週刊 奥の院 2.17

■ 井上理津子『名物「本屋さん」をゆく』 宝島SUGOI文庫 600円+税 

『さいごの色街 飛田』の井上理津子が、東京都都内の新刊書店・古書店セレクトショップ・ブックバー60ヵ所を紹介する。
 井上が求める本屋は、

 例えば、洋服を買いに行くと、店員さんから「どんなものをお探しですか」と声がかかります。お寿司屋さんに行くと、「今日は生ダコ、いいのが入ってますよ」などと案内があります。本屋さんにもそんなふうな店があれば面白いのに、と思って探したら、あったあった。結構ありました。
……いい本屋さんはいい居酒屋と同じだと思います。いい居酒屋は、手に入った大切なお酒をきちんと温度管理しておいしく飲ませ、飲み口に合う料理を供します。それと、そっくりだなあと。構ってほしいオーラを出すと店主は構ってくれ、一人で本棚と向き合いたいときは一人にさせてくれます。……

 個人的に行ってみたいお店。
 キントト文庫(神保町) 昭和、風俗等の本が並ぶ、駄菓子屋のような古書店
「店名のキントトは、幼児言葉で金魚のこと、語感から、ブリキやセルロイドの金魚のおもちゃを連想しませんか? 私は深川育ちなので、子どものころ家の近所にいっぱいあった、駄菓子屋のような本屋にしたかったんです」(店主・山本さん)
 大川橋蔵のメンコ、セルロイドのお面、蔦谷喜一の塗り絵。乗り物、カメラ、映画、歌謡曲、相撲、芸能、寄席など1万冊。
 何がいいって、エロの分野も得意。
 
 杉野書店(中目黒) 「50円均一」と「エロ本」が充実
「50円均一」、単行本、文庫、マンガ、教科書などごちゃまぜで約700冊の棚。
 エロ本、アダルトビデオ・DVDが約1万冊、500円or700円。
 他にもいろんなジャンルの本、全部で10万冊。

 
 協立書店(浅草) 「エロ本の品揃え東京一」とささやかれる新刊書店 
 アポを取ると、「取材? ヤダなあ。宣伝は不要」とすげなかったが、店主・戸澤さんは「それなりに対応してくれた」。
 昭和22年、焼け跡から父上が芸能、映画、演劇の古書で始めた。永井荷風井上ひさしもお客だった。立地場所は「浅草十二階」跡地。昭和30年頃から新刊を置くようになった。ストリップ劇場が近くに。

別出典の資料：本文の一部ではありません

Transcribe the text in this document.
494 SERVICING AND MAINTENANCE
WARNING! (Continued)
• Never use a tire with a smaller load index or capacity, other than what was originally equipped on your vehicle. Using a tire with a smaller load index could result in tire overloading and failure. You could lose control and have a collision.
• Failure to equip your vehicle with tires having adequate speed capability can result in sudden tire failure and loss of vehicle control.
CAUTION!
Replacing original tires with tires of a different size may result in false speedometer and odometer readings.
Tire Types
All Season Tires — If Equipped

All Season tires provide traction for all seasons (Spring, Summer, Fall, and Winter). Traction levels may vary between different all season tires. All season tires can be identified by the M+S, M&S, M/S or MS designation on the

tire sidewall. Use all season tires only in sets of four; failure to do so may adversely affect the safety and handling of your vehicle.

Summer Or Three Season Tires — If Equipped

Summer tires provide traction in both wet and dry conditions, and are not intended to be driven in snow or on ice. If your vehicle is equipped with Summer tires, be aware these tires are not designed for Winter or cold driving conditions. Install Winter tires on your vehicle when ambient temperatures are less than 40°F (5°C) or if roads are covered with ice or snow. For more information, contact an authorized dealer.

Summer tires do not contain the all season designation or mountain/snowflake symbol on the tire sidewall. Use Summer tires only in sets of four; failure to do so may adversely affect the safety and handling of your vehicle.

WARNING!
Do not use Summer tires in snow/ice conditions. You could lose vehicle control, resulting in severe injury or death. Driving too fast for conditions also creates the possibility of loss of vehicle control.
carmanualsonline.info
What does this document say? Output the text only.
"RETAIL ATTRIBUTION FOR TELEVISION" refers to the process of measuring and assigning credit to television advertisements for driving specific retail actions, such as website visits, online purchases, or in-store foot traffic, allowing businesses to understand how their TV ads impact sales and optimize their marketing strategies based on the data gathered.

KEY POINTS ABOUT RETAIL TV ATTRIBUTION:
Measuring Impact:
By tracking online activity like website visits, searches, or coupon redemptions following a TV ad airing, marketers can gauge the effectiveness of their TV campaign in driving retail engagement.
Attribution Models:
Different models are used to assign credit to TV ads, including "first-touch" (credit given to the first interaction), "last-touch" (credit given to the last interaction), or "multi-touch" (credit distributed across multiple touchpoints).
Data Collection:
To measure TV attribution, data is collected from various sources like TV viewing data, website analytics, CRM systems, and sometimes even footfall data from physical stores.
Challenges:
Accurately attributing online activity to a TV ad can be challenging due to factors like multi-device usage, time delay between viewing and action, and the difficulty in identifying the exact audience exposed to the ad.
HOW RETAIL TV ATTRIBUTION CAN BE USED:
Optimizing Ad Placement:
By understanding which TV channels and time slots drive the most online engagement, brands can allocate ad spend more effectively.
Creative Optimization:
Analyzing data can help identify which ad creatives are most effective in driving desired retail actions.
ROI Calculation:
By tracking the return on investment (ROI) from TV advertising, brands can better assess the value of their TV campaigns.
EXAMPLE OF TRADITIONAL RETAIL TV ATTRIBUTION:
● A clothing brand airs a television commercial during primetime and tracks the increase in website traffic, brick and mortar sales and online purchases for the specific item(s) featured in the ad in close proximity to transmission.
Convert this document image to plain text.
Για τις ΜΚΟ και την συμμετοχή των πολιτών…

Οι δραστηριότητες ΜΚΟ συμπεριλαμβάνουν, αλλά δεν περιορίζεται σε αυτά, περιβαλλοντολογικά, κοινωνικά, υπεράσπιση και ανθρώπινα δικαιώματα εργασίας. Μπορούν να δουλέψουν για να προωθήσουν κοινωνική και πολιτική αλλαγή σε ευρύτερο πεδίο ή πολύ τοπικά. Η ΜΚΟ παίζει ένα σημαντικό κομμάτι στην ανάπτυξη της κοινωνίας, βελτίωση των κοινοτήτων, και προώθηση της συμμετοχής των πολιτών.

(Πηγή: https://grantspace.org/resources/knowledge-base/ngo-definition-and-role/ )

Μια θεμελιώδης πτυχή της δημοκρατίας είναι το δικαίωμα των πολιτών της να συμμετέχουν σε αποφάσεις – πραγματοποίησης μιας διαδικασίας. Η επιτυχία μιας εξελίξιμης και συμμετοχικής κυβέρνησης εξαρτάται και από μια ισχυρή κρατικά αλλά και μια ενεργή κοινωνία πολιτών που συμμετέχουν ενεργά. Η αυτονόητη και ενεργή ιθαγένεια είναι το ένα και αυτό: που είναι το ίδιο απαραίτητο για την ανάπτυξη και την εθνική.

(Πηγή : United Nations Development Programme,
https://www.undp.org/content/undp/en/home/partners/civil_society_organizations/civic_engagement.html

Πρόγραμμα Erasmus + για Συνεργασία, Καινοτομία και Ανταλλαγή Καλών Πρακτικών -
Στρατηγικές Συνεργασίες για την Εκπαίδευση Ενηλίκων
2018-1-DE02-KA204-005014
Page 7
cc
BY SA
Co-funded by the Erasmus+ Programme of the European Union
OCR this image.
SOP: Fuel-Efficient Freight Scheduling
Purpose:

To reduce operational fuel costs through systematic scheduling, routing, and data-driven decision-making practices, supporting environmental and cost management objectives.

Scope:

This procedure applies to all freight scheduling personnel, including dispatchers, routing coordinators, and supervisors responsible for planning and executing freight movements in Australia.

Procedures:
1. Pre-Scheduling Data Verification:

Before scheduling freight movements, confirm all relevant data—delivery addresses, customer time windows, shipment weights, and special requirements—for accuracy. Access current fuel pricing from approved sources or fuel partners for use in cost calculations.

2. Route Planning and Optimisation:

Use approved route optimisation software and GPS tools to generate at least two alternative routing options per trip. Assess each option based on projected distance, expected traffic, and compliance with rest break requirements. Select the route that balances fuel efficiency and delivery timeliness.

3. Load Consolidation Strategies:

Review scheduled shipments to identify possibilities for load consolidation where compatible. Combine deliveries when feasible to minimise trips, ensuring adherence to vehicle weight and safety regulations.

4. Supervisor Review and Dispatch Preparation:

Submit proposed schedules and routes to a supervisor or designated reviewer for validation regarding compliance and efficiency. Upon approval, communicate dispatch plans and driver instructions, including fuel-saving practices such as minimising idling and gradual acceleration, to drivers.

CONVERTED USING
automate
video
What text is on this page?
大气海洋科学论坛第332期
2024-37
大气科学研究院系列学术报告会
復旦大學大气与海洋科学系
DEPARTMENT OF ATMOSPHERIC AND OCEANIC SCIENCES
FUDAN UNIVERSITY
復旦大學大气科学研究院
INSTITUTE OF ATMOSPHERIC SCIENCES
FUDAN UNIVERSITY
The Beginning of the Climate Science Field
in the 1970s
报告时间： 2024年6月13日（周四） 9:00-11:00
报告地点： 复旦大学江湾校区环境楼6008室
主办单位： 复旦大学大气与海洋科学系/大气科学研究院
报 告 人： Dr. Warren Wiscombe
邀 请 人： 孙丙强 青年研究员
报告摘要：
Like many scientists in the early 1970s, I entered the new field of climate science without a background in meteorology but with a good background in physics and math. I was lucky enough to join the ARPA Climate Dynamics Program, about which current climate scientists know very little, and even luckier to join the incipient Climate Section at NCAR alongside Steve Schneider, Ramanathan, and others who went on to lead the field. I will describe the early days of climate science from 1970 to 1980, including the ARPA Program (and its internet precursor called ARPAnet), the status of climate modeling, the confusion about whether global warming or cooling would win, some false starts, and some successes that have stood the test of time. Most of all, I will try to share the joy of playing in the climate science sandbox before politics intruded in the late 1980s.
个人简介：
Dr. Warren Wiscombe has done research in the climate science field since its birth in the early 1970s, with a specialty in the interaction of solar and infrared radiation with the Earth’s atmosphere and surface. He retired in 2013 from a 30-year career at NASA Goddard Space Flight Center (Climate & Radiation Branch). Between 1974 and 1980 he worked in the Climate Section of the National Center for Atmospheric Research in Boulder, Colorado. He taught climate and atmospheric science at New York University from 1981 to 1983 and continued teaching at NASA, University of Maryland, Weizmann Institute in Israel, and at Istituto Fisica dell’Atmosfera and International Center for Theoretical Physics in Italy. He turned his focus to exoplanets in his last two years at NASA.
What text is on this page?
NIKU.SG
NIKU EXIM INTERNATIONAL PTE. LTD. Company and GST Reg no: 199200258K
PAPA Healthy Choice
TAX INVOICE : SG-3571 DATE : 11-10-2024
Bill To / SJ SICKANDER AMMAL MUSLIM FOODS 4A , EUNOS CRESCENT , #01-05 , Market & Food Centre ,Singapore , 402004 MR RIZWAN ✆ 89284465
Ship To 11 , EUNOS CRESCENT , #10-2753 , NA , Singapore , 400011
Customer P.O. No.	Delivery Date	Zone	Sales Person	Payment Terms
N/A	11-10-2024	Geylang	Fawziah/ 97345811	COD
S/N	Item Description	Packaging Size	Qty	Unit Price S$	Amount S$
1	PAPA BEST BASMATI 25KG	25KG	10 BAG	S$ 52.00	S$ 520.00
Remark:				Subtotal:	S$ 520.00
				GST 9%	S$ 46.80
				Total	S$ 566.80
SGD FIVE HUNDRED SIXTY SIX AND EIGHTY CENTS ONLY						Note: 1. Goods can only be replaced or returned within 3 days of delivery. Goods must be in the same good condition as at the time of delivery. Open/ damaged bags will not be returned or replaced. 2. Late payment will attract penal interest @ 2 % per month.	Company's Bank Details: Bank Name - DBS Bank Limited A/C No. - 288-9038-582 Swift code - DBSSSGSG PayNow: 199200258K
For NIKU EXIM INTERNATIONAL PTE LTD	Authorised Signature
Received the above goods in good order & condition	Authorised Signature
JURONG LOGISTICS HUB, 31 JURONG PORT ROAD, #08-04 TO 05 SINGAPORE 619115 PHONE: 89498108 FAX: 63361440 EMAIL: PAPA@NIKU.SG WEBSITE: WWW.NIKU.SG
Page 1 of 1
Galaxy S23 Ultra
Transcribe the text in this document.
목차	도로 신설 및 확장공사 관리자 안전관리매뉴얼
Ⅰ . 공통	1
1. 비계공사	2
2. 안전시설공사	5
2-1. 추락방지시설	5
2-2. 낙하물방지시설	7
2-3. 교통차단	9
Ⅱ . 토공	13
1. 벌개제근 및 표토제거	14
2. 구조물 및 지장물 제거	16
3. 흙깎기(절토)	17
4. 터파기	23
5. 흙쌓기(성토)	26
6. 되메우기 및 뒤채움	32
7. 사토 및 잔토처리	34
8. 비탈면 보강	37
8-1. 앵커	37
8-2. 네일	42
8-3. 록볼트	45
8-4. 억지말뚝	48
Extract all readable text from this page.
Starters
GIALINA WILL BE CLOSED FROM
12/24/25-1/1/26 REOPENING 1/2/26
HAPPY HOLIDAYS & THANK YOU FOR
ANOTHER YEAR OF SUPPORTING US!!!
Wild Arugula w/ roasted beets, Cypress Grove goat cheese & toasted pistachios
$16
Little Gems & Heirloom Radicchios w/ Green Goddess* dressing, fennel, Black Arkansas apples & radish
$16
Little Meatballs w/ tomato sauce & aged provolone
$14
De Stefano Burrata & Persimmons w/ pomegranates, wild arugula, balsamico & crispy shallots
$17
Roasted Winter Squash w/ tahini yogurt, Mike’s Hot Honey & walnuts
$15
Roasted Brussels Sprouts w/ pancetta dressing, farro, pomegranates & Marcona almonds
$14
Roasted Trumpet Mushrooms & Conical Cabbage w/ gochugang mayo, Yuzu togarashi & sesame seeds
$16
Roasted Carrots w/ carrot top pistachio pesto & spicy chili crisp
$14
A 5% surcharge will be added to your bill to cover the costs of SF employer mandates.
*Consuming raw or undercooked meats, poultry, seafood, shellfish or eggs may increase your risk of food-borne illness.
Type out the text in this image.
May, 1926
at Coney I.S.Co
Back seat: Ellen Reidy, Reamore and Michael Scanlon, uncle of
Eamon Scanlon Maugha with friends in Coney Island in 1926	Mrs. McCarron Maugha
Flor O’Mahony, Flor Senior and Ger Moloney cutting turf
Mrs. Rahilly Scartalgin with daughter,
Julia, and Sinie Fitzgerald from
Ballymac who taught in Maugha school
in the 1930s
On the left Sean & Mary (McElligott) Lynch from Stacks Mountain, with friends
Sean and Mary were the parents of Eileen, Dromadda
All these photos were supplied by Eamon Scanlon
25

 ともあれ、店内を見渡すと、す、す、すごい。エロ雑誌ってこんなに莫大量が発行されていたのだ。目がくらむ。100や200できかない。何百種類もありそうだ。…… 

 ギャンブル系、実話情報誌も。
 店の奥に、網野善彦漱石全集、美術書。店主には『日本のガラス その見方、楽しみ方』(里文出版)の著書あり。

 
 街道文庫(北品川) 古書。 全国の「街道」の本が1万冊
 旅の本屋のまど西荻窪) ガイドや地図だけでない「旅」の本がずらり
 バサラブックス(吉祥寺) 古書。 約6坪の店内にリトルプレス、マンガ、映画からアナーキーまで 
 茶房高円寺書林(高円寺) 新刊と古書。 全国から届く「豆本」の棚に注目
 リズム&ブックス(代々木公園) 古書。 高度成長期〜バブル期の「ヘンテコリンな本」
 ブックハウス神保町(神保町) 1万6000冊が並ぶ絵本と児童書の専門店
その他、気になるところばかり。